Dans un hémicycle hétérogène, l’extrême droite – avec 126 députés du RN et 16 alliés de l’UDR d’Éric Ciotti – aura un rôle déterminant dans le vote du budget, que ce soit en allant dans le sens des oppositions… ou celui du gouvernement. Les débats en commission ont donné des indications sur leurs positions à venir.
Sur la fiscalité, le RN a été ciblé par la gauche, à commencer par le président de la commission des finances Éric Coquerel (LFI), qui s'est montré offensif sur franceinfo : "L'année dernière, on pouvait faire un budget 'NFP-compatible'. Cette année, j'en doute fortement, parce que le Rassemblement national a un discours plus néolibéral, moins enclin à taxer davantage les ultrariches."
En cause : le refus du RN de voter l’instauration de la taxe Zucman défendue par la gauche. Un indice révélateur pour le PS, qui a vite pointé du doigt "le zèle du RN depuis plusieurs semaines pour défendre le droit des milliardaires à échapper à l'impôt". Et les socialistes de poursuivre : "C'est un retour à la réalité de ce qu'ils sont, c'est-à-dire les défenseurs des milliardaires et de leurs privilèges, à travers leur opposition systématique à toute taxe sur le patrimoine des plus riches."

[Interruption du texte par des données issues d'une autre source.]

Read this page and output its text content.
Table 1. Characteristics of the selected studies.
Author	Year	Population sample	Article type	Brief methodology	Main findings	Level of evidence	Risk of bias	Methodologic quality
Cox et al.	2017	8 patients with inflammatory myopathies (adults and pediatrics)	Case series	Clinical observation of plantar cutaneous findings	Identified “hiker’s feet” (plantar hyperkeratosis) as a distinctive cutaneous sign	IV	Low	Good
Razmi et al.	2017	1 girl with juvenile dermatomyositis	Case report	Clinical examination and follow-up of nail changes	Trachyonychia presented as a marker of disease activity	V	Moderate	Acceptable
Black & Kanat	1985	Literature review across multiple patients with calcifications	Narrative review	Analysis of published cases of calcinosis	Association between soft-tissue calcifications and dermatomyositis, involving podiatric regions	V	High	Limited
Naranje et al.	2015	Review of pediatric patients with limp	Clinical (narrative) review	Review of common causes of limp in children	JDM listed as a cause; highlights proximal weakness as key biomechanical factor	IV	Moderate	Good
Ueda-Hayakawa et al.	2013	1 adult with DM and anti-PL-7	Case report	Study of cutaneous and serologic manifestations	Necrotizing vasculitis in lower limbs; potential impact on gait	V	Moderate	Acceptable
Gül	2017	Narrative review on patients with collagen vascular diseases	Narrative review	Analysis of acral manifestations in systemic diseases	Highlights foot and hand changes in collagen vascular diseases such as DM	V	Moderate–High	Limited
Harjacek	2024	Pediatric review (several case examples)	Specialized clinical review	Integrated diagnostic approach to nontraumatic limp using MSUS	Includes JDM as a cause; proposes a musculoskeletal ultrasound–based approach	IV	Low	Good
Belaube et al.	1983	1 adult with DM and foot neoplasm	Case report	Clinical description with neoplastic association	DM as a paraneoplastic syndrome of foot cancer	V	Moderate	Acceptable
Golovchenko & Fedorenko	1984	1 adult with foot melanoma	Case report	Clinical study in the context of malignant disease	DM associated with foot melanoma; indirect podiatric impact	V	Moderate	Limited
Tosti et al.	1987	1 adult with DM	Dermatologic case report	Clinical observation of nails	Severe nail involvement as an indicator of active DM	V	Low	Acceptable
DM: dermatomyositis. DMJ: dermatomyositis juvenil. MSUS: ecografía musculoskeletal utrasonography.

"La taxe Zucman ne fonctionnera pas (...) pour une raison évidente : les milliardaires ne paieront pas, ils partiront", a répondu le député RN Jean-Philippe Tanguy, précisant par ailleurs que l’extrême droite a proposé l’instauration d’un "impôt sur la fortune financière", présenté comme le retour à un "impôt sur la fortune", finalement rejeté.
Pour soigner son image, le parti à la flamme a cependant défendu quelques autres symboles, votant notamment des amendements LFI pour encadrer les prix de l’électricité ou encore créer un "impôt universel" – faire payer un impôt sur les revenus dépassant 230 000 euros aux contribuables basés dans des pays avec un cadre fiscal avantageux.